I was talking with one of my Sisters in the Revolution today about this weird phenomenon where when we are abused/assaulted we are told these strange, dismissive things by society, our family, our peers, our perps that make us doubt our experience, and our feelings Strange things like "it wasn't that bad", "nothing REALLY happened", "you're crazy/wrong/bad", "you're over-reacting", "you asked for it by (fill in the blank with something stupid)"...and so on...we all have that phrase we've heard that set us off kilter, when we are already thrown off course by what has happened... And we are silenced...we are silenced by these messages that tell us that some how WE got the experience wrong.
We are further silenced by the impending shame that comes from all victim-blaming messages that we are gifted from Rape Culture, directly and indirectly, that we internalize and make our own. Messages that tell us that we mustn't really know our reality, that we somehow "let" this happen, that we should have known better, that we must be the only one (so WE must be bad/wrong/damaged for this to have happened), that it could have been worse (so, get over it)...again the list goes on and on... is it any wonder that we lose our voices, and doubt our truth?

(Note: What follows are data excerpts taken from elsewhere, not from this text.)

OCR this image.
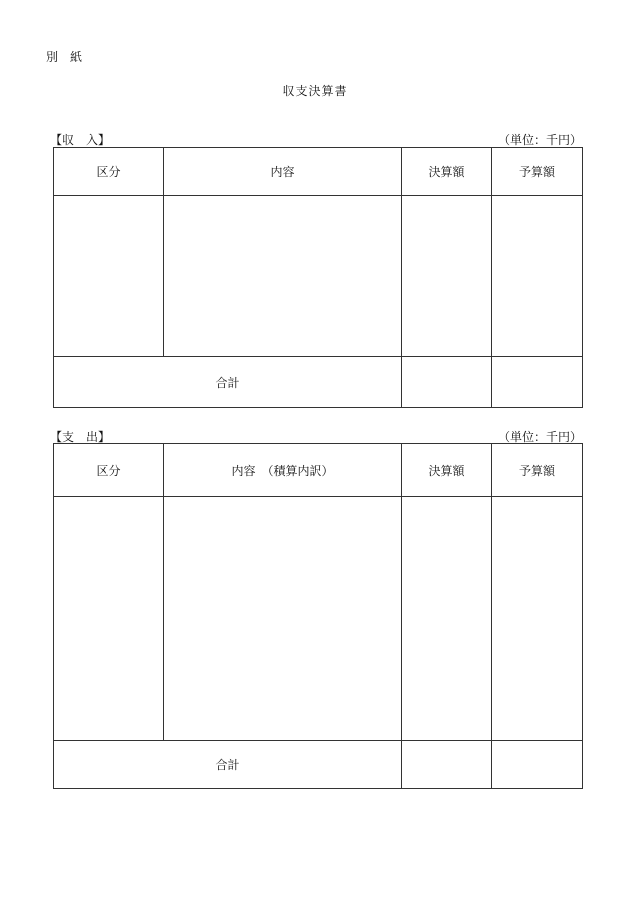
別紙
収支決算書
【収　入】	（単位：千円）
区分	内容	決算額	予算額

合計			
【支　出】	（単位：千円）
区分	内容　（積算内訳）	決算額	予算額

合計			
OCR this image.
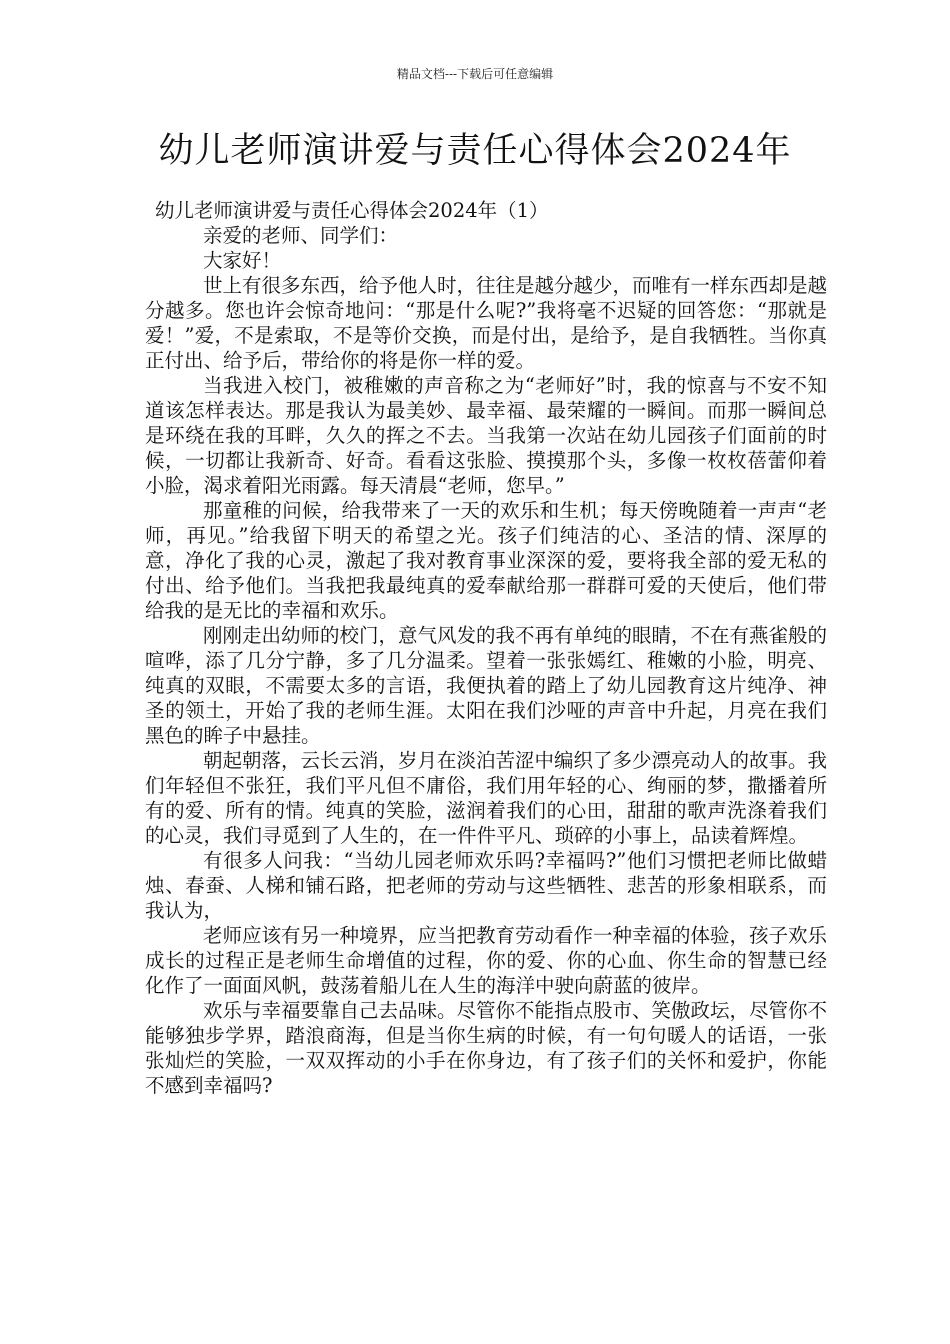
精品文档---下载后可任意编辑
幼儿老师演讲爱与责任心得体会2024年

幼儿老师演讲爱与责任心得体会2024年（1）

亲爱的老师、同学们：

大家好！

世上有很多东西，给予他人时，往往是越分越少，而唯有一样东西却是越分越多。您也许会惊奇地问：“那是什么呢?”我将毫不迟疑的回答您：“那就是爱！”爱，不是索取，不是等价交换，而是付出，是给予，是自我牺牲。当你真正付出、给予后，带给你的将是你一样的爱。

当我进入校门，被稚嫩的声音称之为“老师好”时，我的惊喜与不安不知道该怎样表达。那是我认为最美妙、最幸福、最荣耀的一瞬间。而那一瞬间总是环绕在我的耳畔，久久的挥之不去。当我第一次站在幼儿园孩子们面前的时候，一切都让我新奇、好奇。看看这张脸、摸摸那个头，多像一枚枚蓓蕾仰着小脸，渴求着阳光雨露。每天清晨“老师，您早。”

那童稚的问候，给我带来了一天的欢乐和生机；每天傍晚随着一声声“老师，再见。”给我留下明天的希望之光。孩子们纯洁的心、圣洁的情、深厚的意，净化了我的心灵，激起了我对教育事业深深的爱，要将我全部的爱无私的付出、给予他们。当我把我最纯真的爱奉献给那一群群可爱的天使后，他们带给我的是无比的幸福和欢乐。

刚刚走出幼师的校门，意气风发的我不再有单纯的眼睛，不在有燕雀般的喧哗，添了几分宁静，多了几分温柔。望着一张张嫣红、稚嫩的小脸，明亮、纯真的双眼，不需要太多的言语，我便执着的踏上了幼儿园教育这片纯净、神圣的领土，开始了我的老师生涯。太阳在我们沙哑的声音中升起，月亮在我们黑色的眸子中悬挂。

朝起朝落，云长云消，岁月在淡泊苦涩中编织了多少漂亮动人的故事。我们年轻但不张狂，我们平凡但不庸俗，我们用年轻的心、绚丽的梦，撒播着所有的爱、所有的情。纯真的笑脸，滋润着我们的心田，甜甜的歌声洗涤着我们的心灵，我们寻觅到了人生的，在一件件平凡、琐碎的小事上，品读着辉煌。

有很多人问我：“当幼儿园老师欢乐吗?幸福吗?”他们习惯把老师比做蜡烛、春蚕、人梯和铺石路，把老师的劳动与这些牺牲、悲苦的形象相联系，而我认为，

老师应该有另一种境界，应当把教育劳动看作一种幸福的体验，孩子欢乐成长的过程正是老师生命增值的过程，你的爱、你的心血、你生命的智慧已经化作了一面面风帆，鼓荡着船儿在人生的海洋中驶向蔚蓝的彼岸。

欢乐与幸福要靠自己去品味。尽管你不能指点股市、笑傲政坛，尽管你不能够独步学界，踏浪商海，但是当你生病的时候，有一句句暖人的话语，一张张灿烂的笑脸，一双双挥动的小手在你身边，有了孩子们的关怀和爱护，你能不感到幸福吗?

But we know all of that, don't we? Here's what I haven't really figured out...why is it that society is so willing to believe a perp over a victim? Why is it we have to question the motives, actions, integrity of a victim, as if they are the ones guilty of some crime, while we allow perps to be considered innocent until proven guilty? Why is it so much easier for society to believe that victims are lying, and that perps couldn't have possibly have committed the atrocities that they are accused of? I have answers to these questions based on my research, and my work...how if we acknowledge that there are monsters among us that maybe WE could be a monster, or someone we love could be a monster; or that if we acknowledge that someone else was victimized we might have to acknowledge our own victimizations, that the perps have shouted so loud for so long that we started to believe their "truth", etc...yes I have some intellectual answers...but these answers don't satisfy me in my gut, and they don't satisfy my sense of justice.
What is the answer? Maybe, at least part of the answer is Honoring our Truth. Honoring the Truth of our Sisters (and Brothers). Letting our voices be heard. Letting all of our voices drown out the voices of the people who would blame us, shame us, dismiss us.
Here is one of my Truths that I will Honor today:
I was 7, John McA$$hat was 15. For years I thought "I should have stopped it, I should have fought harder." Truth: He was literally twice my size. And even when my brother, who nobody messed with threatened to kill him, he still didn't stop. I couldn't have stopped him.